Propag é aprovado e luta sindical garante retirada de ponto nocivo aos servidores

 

O Senado aprovou, na terça (17), o Projeto de Lei Complementar (PLP) 121/2024, que cria o Programa de Pleno Pagamento de Dívidas dos Estados (Propag). O projeto, de autoria do presidente da casa, senador Rodrigo Pacheco (PSD-MG), recebeu voto favorável de todos os 72 senadores presentes na sessão e, agora, segue para sanção presidencial.

Em sua versão originária, o Propag prevê o refinanciamento das dívidas de estados com a União, com juros menores dos que os atuais e parcelamento em até 30 anos. A proposta também é considerada mais branda que o Regime de Recuperação Fiscal (RRF) implementado por Zema, por não exigir privatizações, congelamentos e desinvestimentos como contrapartidas.

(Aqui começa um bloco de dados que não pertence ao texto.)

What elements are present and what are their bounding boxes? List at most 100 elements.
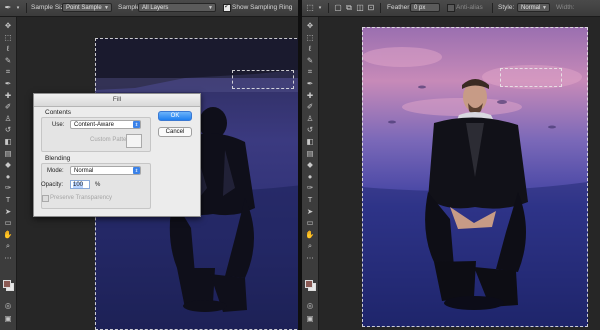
gradient-icon[interactable]: ▤ [0,148,16,160]
right-photo-canvas[interactable] [362,27,588,327]
eraser-icon[interactable]: ◧ [0,136,16,148]
screen-mode-icon[interactable]: ▣ [0,313,16,325]
feather-value: 0 px [414,5,426,11]
tool-preset-arrow-icon[interactable]: ▾ [314,3,326,13]
stamp-icon[interactable]: ♙ [302,113,318,125]
lasso-icon[interactable]: ℓ [302,43,318,55]
eyedropper-icon[interactable]: ✒ [0,78,16,90]
left-document-window: ✒ ▾ Sample Size: Point Sample ▼ Sample: … [0,0,298,330]
path-select-icon[interactable]: ➤ [0,206,16,218]
lasso-icon[interactable]: ℓ [0,43,16,55]
screen-mode-icon[interactable]: ▣ [302,313,318,325]
divider [492,3,493,13]
show-sampling-ring-checkbox[interactable] [223,2,231,12]
anti-alias-label: Anti-alias [456,4,483,11]
zoom-icon[interactable]: ⌕ [0,240,16,252]
use-label: Use: [52,122,65,128]
pen-icon[interactable]: ✑ [0,182,16,194]
history-brush-icon[interactable]: ↺ [302,124,318,136]
marquee-icon[interactable]: ⬚ [302,32,318,44]
divider [26,3,27,13]
mode-dropdown[interactable]: Normal ⇕ [70,166,141,175]
type-icon[interactable]: T [0,194,16,206]
sample-size-dropdown[interactable]: Point Sample ▼ [62,3,112,12]
opacity-input[interactable]: 100 [70,180,90,189]
intersect-selection-icon[interactable]: ⊡ [365,3,377,13]
crop-icon[interactable]: ⌗ [302,66,318,78]
custom-pattern-picker[interactable] [126,134,142,148]
sample-dropdown[interactable]: All Layers ▼ [138,3,216,12]
brush-icon[interactable]: ✐ [302,101,318,113]
feather-input[interactable]: 0 px [410,3,440,12]
right-tools-panel: ✥ ⬚ ℓ ✎ ⌗ ✒ ✚ ✐ ♙ ↺ ◧ ▤ ◆ ● ✑ T ➤ ▭ ✋ ⌕ … [302,17,319,330]
tool-preset-arrow-icon[interactable]: ▾ [12,3,24,13]
healing-icon[interactable]: ✚ [302,90,318,102]
mode-label: Mode: [47,168,64,174]
divider [328,3,329,13]
dialog-title: Fill [34,94,200,107]
ok-button[interactable]: OK [158,111,192,121]
width-label: Width: [556,4,575,11]
feather-label: Feather: [387,4,412,11]
quick-select-icon[interactable]: ✎ [302,55,318,67]
right-document-window: ⬚ ▾ ▢ ⧉ ◫ ⊡ Feather: 0 px Anti-alias Sty… [302,0,600,330]
opacity-label: Opacity: [41,182,64,188]
quick-select-icon[interactable]: ✎ [0,55,16,67]
mode-value: Normal [74,168,94,174]
history-brush-icon[interactable]: ↺ [0,124,16,136]
foreground-color-swatch[interactable] [305,280,313,288]
healing-icon[interactable]: ✚ [0,90,16,102]
left-tools-panel: ✥ ⬚ ℓ ✎ ⌗ ✒ ✚ ✐ ♙ ↺ ◧ ▤ ◆ ● ✑ T ➤ ▭ ✋ ⌕ … [0,17,17,330]
cancel-button[interactable]: Cancel [158,127,192,137]
pen-icon[interactable]: ✑ [302,182,318,194]
chevron-down-icon: ▼ [104,5,109,11]
brush-icon[interactable]: ✐ [0,101,16,113]
anti-alias-checkbox[interactable] [447,4,455,12]
divider [380,3,381,13]
type-icon[interactable]: T [302,194,318,206]
show-sampling-ring-label: Show Sampling Ring [232,4,293,11]
chevron-down-icon: ▼ [542,5,547,11]
shape-icon[interactable]: ▭ [302,217,318,229]
right-options-bar: ⬚ ▾ ▢ ⧉ ◫ ⊡ Feather: 0 px Anti-alias Sty… [302,0,600,17]
contents-group-title: Contents [45,109,72,116]
sample-value: All Layers [142,5,169,11]
right-photo-image [362,27,588,327]
move-icon[interactable]: ✥ [0,20,16,32]
dodge-icon[interactable]: ● [302,171,318,183]
move-icon[interactable]: ✥ [302,20,318,32]
blending-group-title: Blending [45,155,71,162]
blur-icon[interactable]: ◆ [302,159,318,171]
shape-icon[interactable]: ▭ [0,217,16,229]
marquee-icon[interactable]: ⬚ [0,32,16,44]
path-select-icon[interactable]: ➤ [302,206,318,218]
style-value: Normal [521,5,541,11]
chevron-updown-icon: ⇕ [133,167,140,174]
fill-dialog: Fill Contents Use: Content-Aware ⇕ Custo… [33,93,201,217]
crop-icon[interactable]: ⌗ [0,66,16,78]
edit-toolbar-icon[interactable]: ⋯ [302,252,318,264]
foreground-color-swatch[interactable] [3,280,11,288]
blur-icon[interactable]: ◆ [0,159,16,171]
quick-mask-icon[interactable]: ◎ [0,300,16,312]
opacity-value: 100 [73,182,84,188]
use-value: Content-Aware [74,122,114,128]
sample-size-value: Point Sample [66,5,102,11]
eyedropper-icon[interactable]: ✒ [302,78,318,90]
gradient-icon[interactable]: ▤ [302,148,318,160]
style-dropdown[interactable]: Normal ▼ [517,3,550,12]
stamp-icon[interactable]: ♙ [0,113,16,125]
chevron-updown-icon: ⇕ [133,121,140,128]
style-label: Style: [498,4,515,11]
dodge-icon[interactable]: ● [0,171,16,183]
hand-icon[interactable]: ✋ [0,229,16,241]
zoom-icon[interactable]: ⌕ [302,240,318,252]
quick-mask-icon[interactable]: ◎ [302,300,318,312]
use-dropdown[interactable]: Content-Aware ⇕ [70,120,141,129]
hand-icon[interactable]: ✋ [302,229,318,241]
left-options-bar: ✒ ▾ Sample Size: Point Sample ▼ Sample: … [0,0,298,17]
preserve-transparency-checkbox[interactable] [42,195,49,202]
eraser-icon[interactable]: ◧ [302,136,318,148]
opacity-unit: % [95,182,101,188]
edit-toolbar-icon[interactable]: ⋯ [0,252,16,264]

O projeto aprovado no Congresso Nacional possibilita, ainda, o abatimento da dívida com transferência de ativos estaduais, como a federalização de empresas públicas. O texto também coloca exigências de investimento em educação profissional, saneamento, habitação, políticas ambientais, transporte e segurança pública. O prazo para adesão ao programa é até 31 de dezembro de 2025.

“Dado que Zema (Novo) nos impôs o RRF, consideramos que o Propag é uma opção melhor, embora não seja a ideal. Ainda é preciso garantir que, em caso de federalização da Cemig, Copasa e Codemig, essas empresas permaneçam públicas e, após o período sob o poder da União, possam retornar para o patrimônio do povo mineiro”, ressalta o presidente do SERJUSMIG, Eduardo Couto.
 

 

Luta sindical evita danos

Elaborado a partir de negociações entre o governo federal, a presidência do Senado e a Assembleia Legislativa de Minas Gerais (ALMG), o Propag sofreu alterações em sua tramitação legislativa.

A principal delas, de iniciativa do deputado federal Doutor Luizinho (PP-RJ), relator da matéria na Câmara, imporia um teto prudencial para gastos com pessoal de até 90% da receita corrente líquida, impondo restrições ainda maiores ao pagamento de direitos dos servidores. A mudança constava em texto substitutivo.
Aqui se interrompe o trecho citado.